LungenkrebsIm April startet das Screening
Berlin (pag) – Im April geht es los mit der Lungenkrebs-Früherkennung: Aktive und ehemalige starke Raucherinnen und Raucher im Alter zwischen 50 und 75 Jahren können dann alle 12 Monate mittels Niedrigdosis-Computertomographie (NDCT) untersucht werden. Ziel ist es, bei diesem besonders gefährdeten Personenkreis Lungenkrebs möglichst früh zu erkennen.
Laut dem Gemeinsamen Bundesausschuss (G-BA) stehen zum 1. April auch die Vergütungsziffern für die Ärztinnen und Ärzte fest. Dennoch sei noch etwas Geduld erforderlich, bis das neue Screening überall genutzt werden kann, appelliert Dr. Bernhard van Treeck, unparteiisches Mitglied beim G-BA und Vorsitzender des Unterausschusses Methodenbewertung.
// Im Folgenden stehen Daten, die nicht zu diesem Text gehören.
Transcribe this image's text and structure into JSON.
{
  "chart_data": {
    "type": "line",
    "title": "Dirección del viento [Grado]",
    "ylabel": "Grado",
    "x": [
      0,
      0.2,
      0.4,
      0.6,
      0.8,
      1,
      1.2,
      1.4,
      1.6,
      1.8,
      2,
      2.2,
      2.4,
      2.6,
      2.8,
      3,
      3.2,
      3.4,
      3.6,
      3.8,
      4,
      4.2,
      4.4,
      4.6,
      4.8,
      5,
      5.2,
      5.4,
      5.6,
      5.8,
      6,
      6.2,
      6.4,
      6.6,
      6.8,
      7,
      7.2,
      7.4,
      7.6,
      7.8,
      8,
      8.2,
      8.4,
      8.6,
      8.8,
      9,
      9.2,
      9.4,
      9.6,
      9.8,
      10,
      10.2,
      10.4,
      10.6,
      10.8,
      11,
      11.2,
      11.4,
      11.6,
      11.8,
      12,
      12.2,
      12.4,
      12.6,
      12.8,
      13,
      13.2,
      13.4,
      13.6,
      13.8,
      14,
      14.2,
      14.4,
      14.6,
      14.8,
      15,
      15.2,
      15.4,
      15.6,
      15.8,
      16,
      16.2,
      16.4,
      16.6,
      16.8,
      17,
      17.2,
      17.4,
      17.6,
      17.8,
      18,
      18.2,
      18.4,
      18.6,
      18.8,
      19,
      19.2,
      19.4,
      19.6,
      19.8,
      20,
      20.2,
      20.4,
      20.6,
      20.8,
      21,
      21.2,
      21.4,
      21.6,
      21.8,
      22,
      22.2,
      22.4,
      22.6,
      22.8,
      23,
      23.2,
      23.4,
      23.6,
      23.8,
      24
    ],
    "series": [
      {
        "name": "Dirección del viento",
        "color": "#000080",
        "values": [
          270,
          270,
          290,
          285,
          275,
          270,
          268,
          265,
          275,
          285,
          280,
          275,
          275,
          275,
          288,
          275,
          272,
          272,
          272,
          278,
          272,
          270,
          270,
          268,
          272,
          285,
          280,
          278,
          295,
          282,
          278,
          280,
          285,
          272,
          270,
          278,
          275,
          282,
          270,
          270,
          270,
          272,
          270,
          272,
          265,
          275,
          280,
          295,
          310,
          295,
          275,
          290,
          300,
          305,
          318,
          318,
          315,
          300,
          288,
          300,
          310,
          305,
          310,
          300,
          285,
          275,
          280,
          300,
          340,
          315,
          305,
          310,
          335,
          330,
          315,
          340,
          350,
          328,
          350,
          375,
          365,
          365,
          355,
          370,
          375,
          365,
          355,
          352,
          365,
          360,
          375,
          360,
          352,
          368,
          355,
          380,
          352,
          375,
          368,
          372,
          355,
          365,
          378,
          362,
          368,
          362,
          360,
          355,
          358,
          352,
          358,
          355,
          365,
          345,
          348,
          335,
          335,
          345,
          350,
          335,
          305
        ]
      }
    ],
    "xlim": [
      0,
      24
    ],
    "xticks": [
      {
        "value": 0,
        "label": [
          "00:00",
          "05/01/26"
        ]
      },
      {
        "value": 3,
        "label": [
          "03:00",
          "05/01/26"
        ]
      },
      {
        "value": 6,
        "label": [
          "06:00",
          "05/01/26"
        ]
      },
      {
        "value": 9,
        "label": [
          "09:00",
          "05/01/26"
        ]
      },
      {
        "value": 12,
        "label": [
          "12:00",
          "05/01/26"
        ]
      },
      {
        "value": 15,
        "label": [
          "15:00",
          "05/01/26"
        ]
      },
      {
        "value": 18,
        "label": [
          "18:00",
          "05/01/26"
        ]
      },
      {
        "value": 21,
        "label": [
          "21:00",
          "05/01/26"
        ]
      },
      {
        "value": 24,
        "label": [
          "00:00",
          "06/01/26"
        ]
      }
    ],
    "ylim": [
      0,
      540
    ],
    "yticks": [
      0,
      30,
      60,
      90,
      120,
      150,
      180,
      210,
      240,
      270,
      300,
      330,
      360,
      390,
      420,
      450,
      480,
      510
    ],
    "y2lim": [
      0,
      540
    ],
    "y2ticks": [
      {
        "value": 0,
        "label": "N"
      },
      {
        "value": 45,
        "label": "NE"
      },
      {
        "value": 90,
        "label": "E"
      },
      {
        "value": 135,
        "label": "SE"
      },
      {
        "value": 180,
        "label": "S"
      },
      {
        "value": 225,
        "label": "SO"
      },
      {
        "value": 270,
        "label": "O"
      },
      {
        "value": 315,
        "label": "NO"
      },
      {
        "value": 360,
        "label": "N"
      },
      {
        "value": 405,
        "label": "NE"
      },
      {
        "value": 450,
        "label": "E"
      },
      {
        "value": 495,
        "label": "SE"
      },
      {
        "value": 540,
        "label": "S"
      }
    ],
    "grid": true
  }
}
Der Grund: „Ärztinnen und Ärzte, die bei den Versicherten die Voraussetzungen für eine Screening-Teilnahme prüfen und anschließend an eine radiologische Praxis überweisen dürfen, benötigen eine besondere Fortbildung.“ Radiologinnen und Radiologen brauchten neben einer speziellen Fortbildung die Genehmigung einer Kassenärztlichen Vereinigung, um die NDCT-Aufnahmen anfertigen und begutachten zu können.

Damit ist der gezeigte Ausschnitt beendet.